Kenyataan membuktikan bahwa banyak persekutuan yang disebutkan tadi sedang mengalami krisis hidup.  Yang dimaksudkan dengan krisis hidup disini adalah ada begitu banyak persekutuan yang tidak mencerminkan kehidupan yang rukun, (pada hal hidup rukun itu adalah cerminan dari sebuah persekutuan yang baik).
Ada banyak persekutuan yang tidak mencerminkan kehidupan yang damai, (pada hal suasana kedamaian sangat diharapkan dalam suatu persekutuan hidup).
Ada banyak persekutuan yang tidak mencerminkan kehidupan yang bersukacita. Malah sebaliknya ada banyak persekutuan yang berada dalam pertikaian, perselisihan, dendam bahkan ada persekutuan yang berada di ambang kehancuran.
Kalau ditanyakan apa yang menjadi penyebab terjadinya krisis dalam persekutuan itu, pasti kita akan menemukan jawaban yang beragam. Tetapi satu hal yang perlu digaris bawahi adalah krisis itu terjadi karena masing-masing orang hanya memperhatikan dirinya sendiri, kepentingannya sendiri, idial-idialnya sendiri dan lalu mengabaikan kepentingan orang lain yang adalah bagian dari persekutuan itu. Banyak orang yang hanya mau membangun hidupnya sendiri, keluarganya sendiri dan lalu mengabaikan kehidupan orang lain, bahkan menindas orang lain.

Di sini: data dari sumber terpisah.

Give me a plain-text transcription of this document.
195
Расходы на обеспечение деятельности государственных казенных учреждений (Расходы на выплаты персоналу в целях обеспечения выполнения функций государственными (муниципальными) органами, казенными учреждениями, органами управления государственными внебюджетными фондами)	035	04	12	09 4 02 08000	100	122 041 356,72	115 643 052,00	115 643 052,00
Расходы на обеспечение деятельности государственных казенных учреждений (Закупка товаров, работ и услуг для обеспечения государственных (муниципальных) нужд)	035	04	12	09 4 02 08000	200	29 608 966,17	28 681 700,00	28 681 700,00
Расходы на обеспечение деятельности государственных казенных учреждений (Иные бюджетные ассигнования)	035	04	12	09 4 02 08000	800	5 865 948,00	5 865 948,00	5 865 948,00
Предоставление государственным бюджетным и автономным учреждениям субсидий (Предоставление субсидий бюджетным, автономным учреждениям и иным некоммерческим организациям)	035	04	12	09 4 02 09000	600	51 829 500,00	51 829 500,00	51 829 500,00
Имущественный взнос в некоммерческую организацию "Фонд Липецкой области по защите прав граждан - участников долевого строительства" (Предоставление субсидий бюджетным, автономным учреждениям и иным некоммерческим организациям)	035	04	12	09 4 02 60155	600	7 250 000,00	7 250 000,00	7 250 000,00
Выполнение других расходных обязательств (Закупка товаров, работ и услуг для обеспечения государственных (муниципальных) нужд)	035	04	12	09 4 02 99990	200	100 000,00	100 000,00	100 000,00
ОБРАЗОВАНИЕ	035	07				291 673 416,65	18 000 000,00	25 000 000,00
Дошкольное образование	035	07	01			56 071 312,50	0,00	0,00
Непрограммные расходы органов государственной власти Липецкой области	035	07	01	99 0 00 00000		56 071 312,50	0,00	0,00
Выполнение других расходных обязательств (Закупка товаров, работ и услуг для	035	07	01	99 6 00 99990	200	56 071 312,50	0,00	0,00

Menyadari akan kondisi ini maka memiliki sikap yang saling membangun menjadi hal penting untuk dihayati oleh setiap orang yang berada dalam persekutuan itu.
Teks Alkitab ini menegaskan beberapa pikiran yang patut kita renungkan ;
Hal pertama; bahwa Manusia, baik laki-laki maupun perempuan  dijadikan oleh Allah.
Tegasnya dikatakan : Baiklah kita menjadikan manusia,…. Maka Allah menciptakan manusia itu menurut gambar-Nya, menurut gambar Allah diciptakan-Nya dia; laki-laki dan perempuan diciptakan-Nya (ayat 26-27).

Pernyataan ini menegaskan kepada kita beberapa hal antara lain ;
1.    Bahwa manusia itu ada, bukan karena proses evolusi sebagaimana yang diajarkan oleh Darwin melalui teori evolusinya, tetapi adalah hasil karya Allah yang luar biasa hebat dan dashyat.
Suatu ketika Darwin muncul dengan teori evolusinya yang telah berpengaruh besar bagi kehidupan manusia ketika ia berpendapat bahwa alam semesta, termasuk manusia terjadi sebagai akibat dari hasil rekayasa naturalis. Artinya alam semesta ini terjadi sebagai akibat dari suatu persitiwa kebetulan yang terjadi berbiliun-biliun tahun. Bahkan manusia terjadi sebagai suatu proses perkembangan dari hewan sejenis “homo erectus”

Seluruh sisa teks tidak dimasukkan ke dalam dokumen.